Asian shares closed mostly lower yesterday as markets awaited the outcome of key China-US trade talks amid simmering tensions between the economic superpowers.

Markets also reacted to news Japan logged an unexpected trade deficit in October, while business hub Singapore predicted sharply lower economic growth next year.

In Europe, Spain’s right stormed to its biggest election victory ever on Sunday, winning over voters desperate for an end to soaring unemployment and the eurozone debt storm.

Spain’s government was the latest to fall among the eurozone’s so-called periphery nations this year after Ireland, Portugal, Greece and Italy all succumbed to a collapse of confidence in their sovereign debt.

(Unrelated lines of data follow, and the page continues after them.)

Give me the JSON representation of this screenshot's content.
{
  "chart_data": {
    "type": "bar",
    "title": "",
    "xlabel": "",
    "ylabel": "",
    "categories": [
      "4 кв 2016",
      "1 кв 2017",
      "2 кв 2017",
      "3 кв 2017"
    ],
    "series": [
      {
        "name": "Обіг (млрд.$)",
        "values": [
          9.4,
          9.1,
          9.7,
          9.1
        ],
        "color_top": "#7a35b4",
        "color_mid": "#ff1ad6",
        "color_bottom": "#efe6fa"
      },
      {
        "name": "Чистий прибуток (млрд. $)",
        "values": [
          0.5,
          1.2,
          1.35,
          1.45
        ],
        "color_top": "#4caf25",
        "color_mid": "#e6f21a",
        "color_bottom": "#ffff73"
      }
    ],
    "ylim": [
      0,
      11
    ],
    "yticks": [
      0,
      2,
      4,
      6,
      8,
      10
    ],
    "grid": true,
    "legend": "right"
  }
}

Mariano Rajoy, leader of the conservative Popular Party, won support from voters lured by his promise to fix the economy and create jobs, even if it means more austerity.

European stocks fell sharply last week as Spain, Italy and France faced a sharp spike in borrowing costs.

A rise in the borrowing rate on French debt bonds and possibly slowing growth could meanwhile have a negative effect on France’s top AAA credit rating but not immediately, Moody’s warned yesterday. Nevertheless France successfully placed €7 billion in short-term debt yesterday, with yields mixed amid strong demand by investors.

Benchmark 10-year French bonds were yielding 3.461 per cent at 1700 GMT, from 3.457 per cent on Friday, after having risen to 3.591 per cent in the morning.

The rate of return on 10-year Italian bonds rose to 6.647 per cent from 6.631 per cent on Friday, while Germany’s 10-year bonds benefited from safe-haven buying that pushed the yield down to 1.897 per cent from 1.964 per cent.